Saint Remi convertit à Jésus-Christ le roi et la nation des Francs. En effet ce roi avait épousé une femme très chrétienne nommée Clotilde qui employait inutilement tous les moyens pour convertir son mari à la foi. Ayant mis au monde un fils, elle voulut qu'il fût baptisé ; le roi s'y opposa formellement : or, comme elle n'avait pas de plus pressant désir, elle finit par obtenir le consentement de Clovis ; et l’enfant fut baptisé ; mais peu de temps après, il mourut subitement. Le roi dit à Clotilde : « On voit maintenant que le Christ est un dieu de maigre valeur, puisqu'il n'a pu conserver à la vie celui par lequel sa croyance pouvait être accrue. » Clotilde lui dit : « Bien au contraire, c'est en cela que je me sens singulièrement aimée de mon Dieu, puisque je sais qu'il a repris le premier fruit de mon sein ; il a donné à mon fils un royaume infiniment meilleur que le tien. » Or, elle conçut de nouveau et mit au monde un second fils qu'elle fit baptiser au plus tôt ainsi que le premier ; quand tout à coup, il tomba si gravement malade qu'on désespéra de sa vie. Alors le roi dit à son épouse : « Vraiment ton dieu est bien faible pour ne pouvoir conserver à la vie quelqu'un baptisé en son nom : quand tu en engendrerais un mille et que tu les ferais baptiser, tous ils périront de même. » Cependant l’enfant entra en convalescence et recouvra la santé ; il régna même après son père.

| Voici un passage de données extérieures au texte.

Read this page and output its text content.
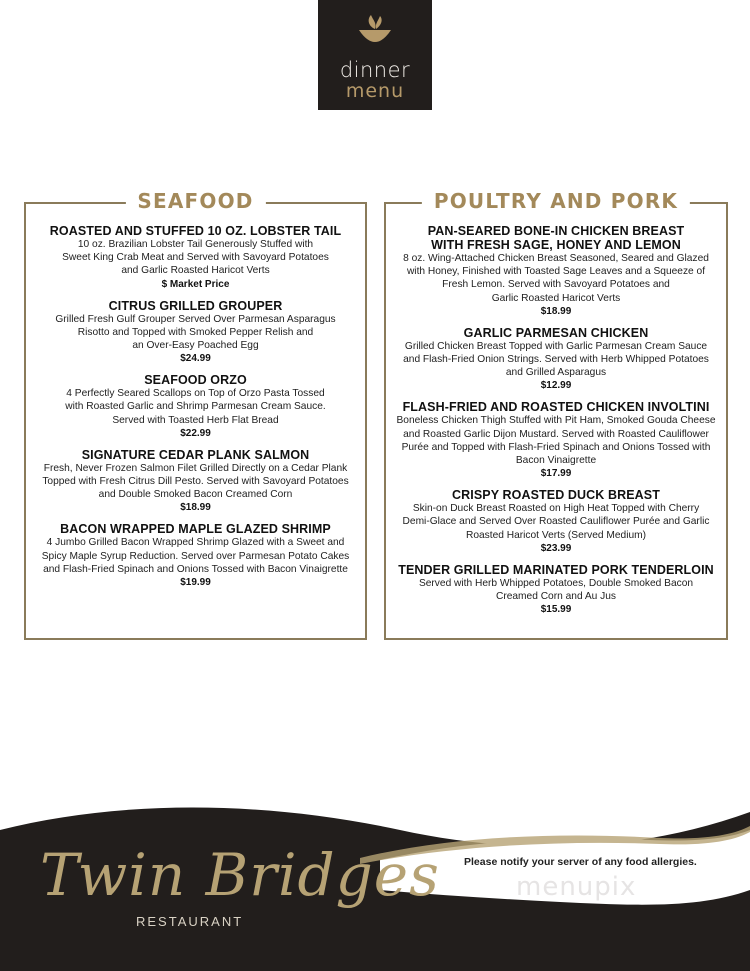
dinner
menu
SEAFOOD
ROASTED AND STUFFED 10 OZ. LOBSTER TAIL
10 oz. Brazilian Lobster Tail Generously Stuffed with
Sweet King Crab Meat and Served with Savoyard Potatoes
and Garlic Roasted Haricot Verts
$ Market Price
CITRUS GRILLED GROUPER
Grilled Fresh Gulf Grouper Served Over Parmesan Asparagus
Risotto and Topped with Smoked Pepper Relish and
an Over-Easy Poached Egg
$24.99
SEAFOOD ORZO
4 Perfectly Seared Scallops on Top of Orzo Pasta Tossed
with Roasted Garlic and Shrimp Parmesan Cream Sauce.
Served with Toasted Herb Flat Bread
$22.99
SIGNATURE CEDAR PLANK SALMON
Fresh, Never Frozen Salmon Filet Grilled Directly on a Cedar Plank
Topped with Fresh Citrus Dill Pesto. Served with Savoyard Potatoes
and Double Smoked Bacon Creamed Corn
$18.99
BACON WRAPPED MAPLE GLAZED SHRIMP
4 Jumbo Grilled Bacon Wrapped Shrimp Glazed with a Sweet and
Spicy Maple Syrup Reduction. Served over Parmesan Potato Cakes
and Flash-Fried Spinach and Onions Tossed with Bacon Vinaigrette
$19.99
POULTRY AND PORK
PAN-SEARED BONE-IN CHICKEN BREAST WITH FRESH SAGE, HONEY AND LEMON
8 oz. Wing-Attached Chicken Breast Seasoned, Seared and Glazed
with Honey, Finished with Toasted Sage Leaves and a Squeeze of
Fresh Lemon. Served with Savoyard Potatoes and
Garlic Roasted Haricot Verts
$18.99
GARLIC PARMESAN CHICKEN
Grilled Chicken Breast Topped with Garlic Parmesan Cream Sauce
and Flash-Fried Onion Strings. Served with Herb Whipped Potatoes
and Grilled Asparagus
$12.99
FLASH-FRIED AND ROASTED CHICKEN INVOLTINI
Boneless Chicken Thigh Stuffed with Pit Ham, Smoked Gouda Cheese
and Roasted Garlic Dijon Mustard. Served with Roasted Cauliflower
Purée and Topped with Flash-Fried Spinach and Onions Tossed with
Bacon Vinaigrette
$17.99
CRISPY ROASTED DUCK BREAST
Skin-on Duck Breast Roasted on High Heat Topped with Cherry
Demi-Glace and Served Over Roasted Cauliflower Purée and Garlic
Roasted Haricot Verts (Served Medium)
$23.99
TENDER GRILLED MARINATED PORK TENDERLOIN
Served with Herb Whipped Potatoes, Double Smoked Bacon
Creamed Corn and Au Jus
$15.99
Twin Bridges
RESTAURANT
Please notify your server of any food allergies.
menupix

Or, cette femme fidèle s'efforçait d'amener son mari à la foi, mais celui-ci résistait d'une manière absolue.
Et quand le roi Clovis eut été fait chrétien, il voulut doter l’église de Reims, et dit à saint Remi : « Je vous veux donner tout le terrain dont vous pourrez faire le tour pendant ma sieste. » Ainsi fut fait. Mais sur un point du terrain que Remi parcourait, se trouvait un moulin, et le meunier repoussa le saint avec indignation. Saint Remi lui dit : « Mon ami, souffre sans te plaindre que nous partagions ce moulin. » Cet homme le repoussa encore, mais aussitôt la roue du moulin se mit à tourner à rebours ; il appela alors saint Remi en lui disant : « Serviteur de Dieu, venez, et possédons le moulin en commun. » Le saint lui répondit : « Ce ne sera ni à toi, ni à moi. » Et à l’instant la terre s'entrouvrit et engloutit entièrement le moulin.
Saint Remi, prévoyant qu'il y aurait une famine, amassa beaucoup de blé ; des paysans ivres, pour se moquer de la prudence du vieillard, mirent le feu au magasin. Quand saint Remi apprit cela, à raison des glaces de l’âge et du soir qui était arrivé il se mit à se chauffer et dit tranquillement : « Le feu est bon en tout temps, cependant les hommes qui ont agi ainsi et leurs descendants auront les membres virils rompus et leurs femmes seront goitreuses. » Il en fut ainsi jusqu'au temps où ils furent dispersés par Charlemagne.
Or, il faut noter que la fête de saint Remi qui se célèbre au mois de janvier est le jour de son bienheureux trépas tandis que ce jour est la fête de sa translation. Après son décès, son corps était porté dans un cercueil en l’église des saints Timothée et Apollinaire ; mais arrivé à l’église de saint Christophe, il devint tellement pesant qu'il n'y eut plus possibilité de le mouvoir. On fut donc forcé de prier le Seigneur de daigner indiquer si, par hasard, il ne voulait pas que Remi fût inhumé dans cette église où il n'y avait encore aucune autre relique de saint : et à l’instant, on souleva le corps avec grande facilité, tant il était devenu léger, et on l'y déposa avec beaucoup de pompe. Or, comme il s'y opérait une infinité de miracles, on agrandit l’église et on construisit une crypte derrière l’autel ; mais quand il fallut lever le corps pour l’y placer, on ne put le remuer. On passa la nuit en prières et à minuit, tout le monde s'étant endormi, le lendemain, c'est-à-dire le 1er octobre, on trouva que le cercueil avait été porté dans cette crypte par les anges avec le corps de saint Remi.
Ce fut longtemps après qu'on en fit, à pareil jour, la translation, avec une châsse d'argent, dans la crypte qui avait reçu de riches décorations.
Saint Remi vécut vers l’an du Seigneur 490.
Jacques de Voragine, Légende dorée, au 1er octobre.